For functions like \( 16^x \), which can be expressed as \( e^{x \ln 16} \), the derivative \( f'(x) \) involves applying the chain rule.
Here’s a breakdown of the calculation:

• Re-express \( f(x) \) using the natural exponential function: \( f(x) = e^{x \ln 16} \).
• Differentiate using the chain rule: \( f'(x) = \ln(16) \cdot 16^x \).

Calculating derivatives provides insight into the behavior of functions and is foundational in understanding curves and slopes.

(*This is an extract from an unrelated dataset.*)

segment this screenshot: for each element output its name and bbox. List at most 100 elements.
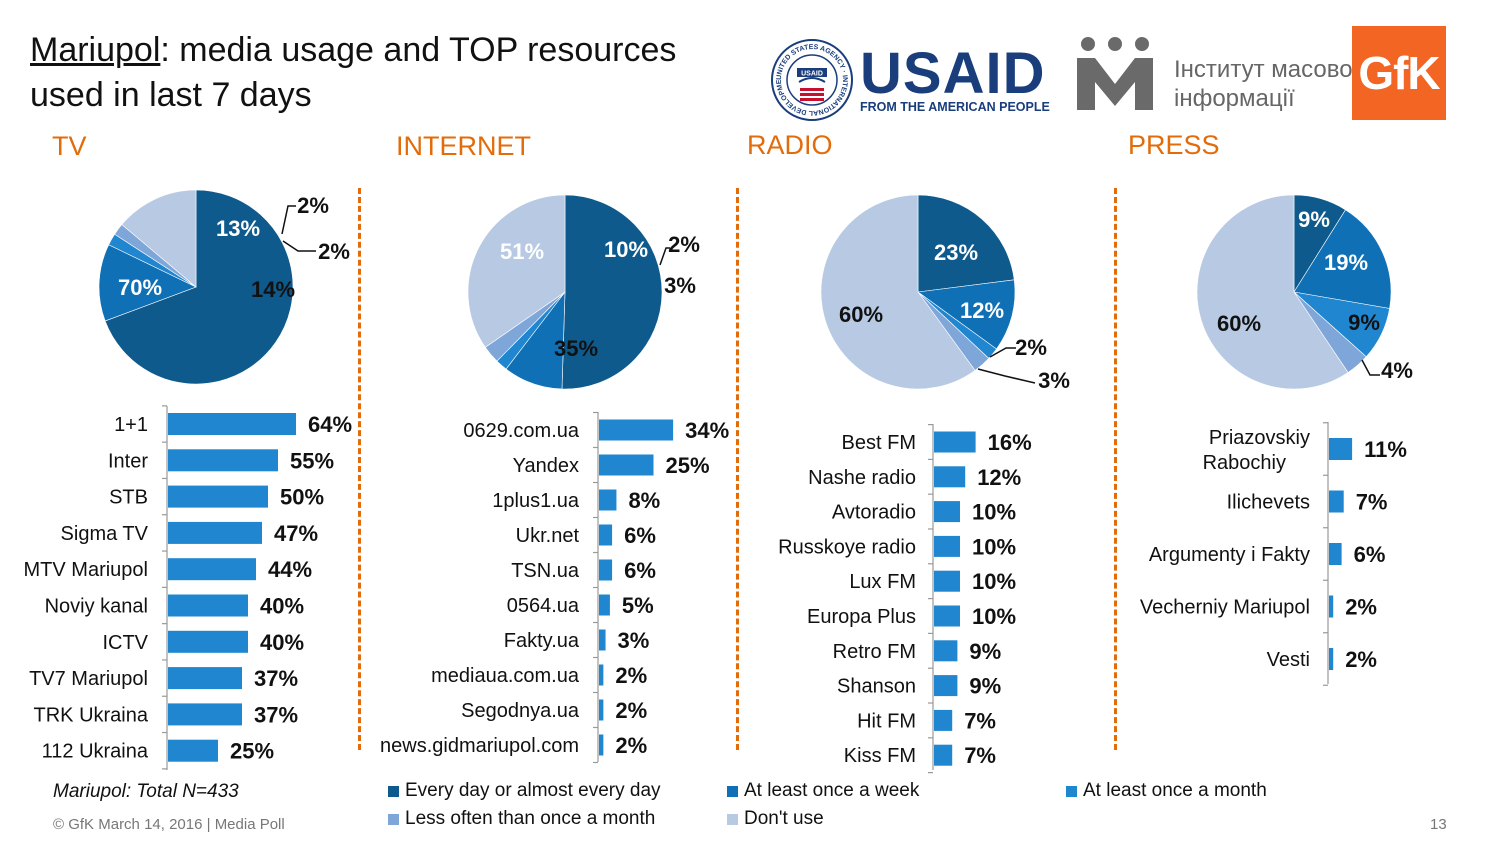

Using increment approximation, we can estimate the value of a function close to a known point. This method leverages small changes in x, known as increments, to find the function’s approximate value at a nearby point.
The "Method of Increments" involves:

• Identifying \( \Delta x \), the change in \( x \), which is \( 0.13 \) in our example.
• Using the derivative at a known point \( c \), which is \( f'(c) = \ln(16) \).
• Applying the formula: \( f(x) \approx f(c) + f'(c) \cdot \Delta x \).

This technique, despite its simplicity, is a powerful approach to quickly estimating values without complex calculations.

Calculus provides various methods for estimating functions' values, each with its own advantages. The "Method of Increments" is just one of these efficient techniques.
Its strength lies in:

• Simplifying complex functions into more manageable linear approximations.
• Offering quick, accurate estimates for small changes in \( x \).
• Reducing computation time compared to exact methods.

By understanding and using these methods, students can solve problems involving real-world phenomena faster and with reasonable accuracy. Such estimation techniques are crucial in fields such as engineering, economics, and even computer science.